Saturday, September 16, 2006

Half Nelson

Half Nelson is the kind of film that completely infatuates indie clichés like myself. It’s a low budget masterpiece with a stunningly simple plot that achieves greatness by breathing life into characters so earnest that the audience has no choice but to feel for them. With dialogue this true, cinematography this plainly beautiful, and performances this honest, it’s hard not to believe that these characters really exist. It’s disappointing that you cannot talk to them and give them advice of your own. Though, the truth is that these people probably DO exist. Not these exact characters (I’ve not reached hallucinations yet), but people living similar lives and making similar choices each and every day.

Those choices would involve drugs, family, relationships, and other complex subjects. The film stars Ryan Gosling (the man who should but inevitably won’t win the Best Actor statuette come Oscar night) as Dan Dunne, a history teacher at a Brooklyn public school. In the classroom, Mr. Dunne is an enthusiastic educator. Privately, he’s coping with a drug addiction while trying to navigate his relationships with family, friends, women, and students. The film deals primarily with one student in particular: Drey (newcomer Shareeka Epps who also lent her stoic maturity to the short film upon which this feature is based). Drey is more attentive than other kids at her school. She notices Mr. Dunne’s drowsy eyes in class and later finds him reeling from drug use in the girl’s bathroom. They form a thin and unexaggerated connection that endures despite frequent lapses in judgment by both individuals.

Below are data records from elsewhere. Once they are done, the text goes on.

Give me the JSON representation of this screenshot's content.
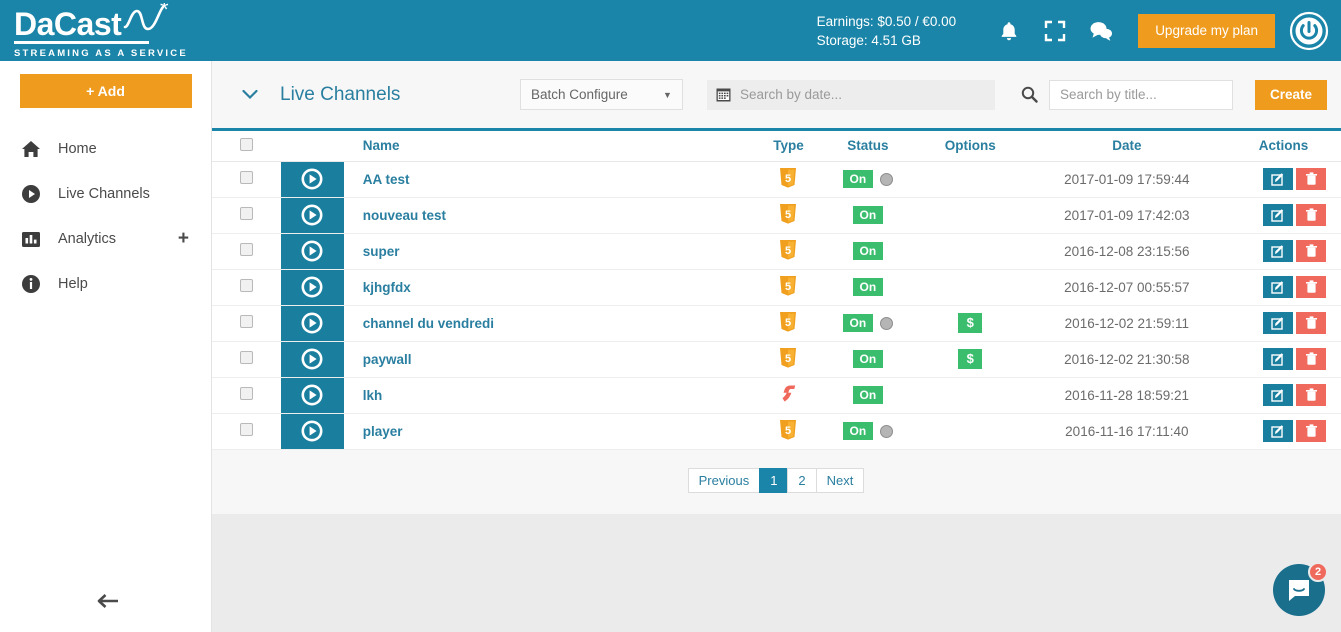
{
  "header": {
    "logo_text": "DaCast",
    "logo_tagline": "STREAMING AS A SERVICE",
    "earnings_line": "Earnings: $0.50 / €0.00",
    "storage_line": "Storage: 4.51 GB",
    "notification_icon": "bell-icon",
    "fullscreen_icon": "fullscreen-icon",
    "chat_icon": "chat-bubble-icon",
    "upgrade_label": "Upgrade my plan",
    "power_icon": "power-icon",
    "accent_teal": "#1a85a8",
    "accent_orange": "#ef9b1e"
  },
  "sidebar": {
    "add_label": "+ Add",
    "items": [
      {
        "label": "Home",
        "icon": "home-icon"
      },
      {
        "label": "Live Channels",
        "icon": "play-circle-icon"
      },
      {
        "label": "Analytics",
        "icon": "bar-chart-icon",
        "has_plus": true
      },
      {
        "label": "Help",
        "icon": "info-circle-icon"
      }
    ],
    "collapse_icon": "arrow-left-icon"
  },
  "toolbar": {
    "collapse_caret_icon": "chevron-down-icon",
    "title": "Live Channels",
    "batch_label": "Batch Configure",
    "batch_caret_icon": "caret-down-icon",
    "date_icon": "calendar-icon",
    "date_placeholder": "Search by date...",
    "date_value": "",
    "search_icon": "magnifier-icon",
    "title_placeholder": "Search by title...",
    "title_value": "",
    "create_label": "Create"
  },
  "table": {
    "columns": {
      "name": "Name",
      "type": "Type",
      "status": "Status",
      "options": "Options",
      "date": "Date",
      "actions": "Actions"
    },
    "rows": [
      {
        "name": "AA test",
        "type": "html5",
        "status": "On",
        "rec": true,
        "paywall": false,
        "date": "2017-01-09 17:59:44"
      },
      {
        "name": "nouveau test",
        "type": "html5",
        "status": "On",
        "rec": false,
        "paywall": false,
        "date": "2017-01-09 17:42:03"
      },
      {
        "name": "super",
        "type": "html5",
        "status": "On",
        "rec": false,
        "paywall": false,
        "date": "2016-12-08 23:15:56"
      },
      {
        "name": "kjhgfdx",
        "type": "html5",
        "status": "On",
        "rec": false,
        "paywall": false,
        "date": "2016-12-07 00:55:57"
      },
      {
        "name": "channel du vendredi",
        "type": "html5",
        "status": "On",
        "rec": true,
        "paywall": true,
        "date": "2016-12-02 21:59:11"
      },
      {
        "name": "paywall",
        "type": "html5",
        "status": "On",
        "rec": false,
        "paywall": true,
        "date": "2016-12-02 21:30:58"
      },
      {
        "name": "lkh",
        "type": "flash",
        "status": "On",
        "rec": false,
        "paywall": false,
        "date": "2016-11-28 18:59:21"
      },
      {
        "name": "player",
        "type": "html5",
        "status": "On",
        "rec": true,
        "paywall": false,
        "date": "2016-11-16 17:11:40"
      }
    ],
    "paywall_symbol": "$",
    "thumb_icon": "play-circle-icon",
    "edit_icon": "pencil-square-icon",
    "delete_icon": "trash-icon"
  },
  "pagination": {
    "previous": "Previous",
    "pages": [
      "1",
      "2"
    ],
    "active_page": "1",
    "next": "Next"
  },
  "intercom": {
    "icon": "messenger-icon",
    "badge": "2"
  }
}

Drey is slowly finding herself drawn by circumstance into the profession of drug dealing as Dunne continues to lose himself in his own addiction. Eventually, the two cross tragic paths in a chillingly powerful scenario of utter despair (scored brilliantly by fellow indie darlings Broken Social Scene). The results are not uplifting or life improving in any way. This is not an inspirational student/teacher movie in which the brilliant professor coaches a young diamond in the rough to great intellectual heights (for that see Akeelah and the Bee which is quite good in its own way). This is simply the very sincere story of two people in tight spots who form a small bond that’s big enough to ease them out a bit.

By film’s end, Dunne is still a juvenile loner seeking shallow sensations at ever turn and Drey is still a young girl in a difficult neighborhood who had to grow up much too fast. They do not necessarily get a happy ending, but they do get a second chance.

Grade: A+

1 comments:

Anonymous said...

He sure is a Juvenile Loner still coming to Grips with his issues. I thought Ryan Fleck should've involved more scenes building there Friendship.

Since Kevin Smith likes to Give Young Indie Filmakers a chance, i wasn't suprised he Gave it accolades.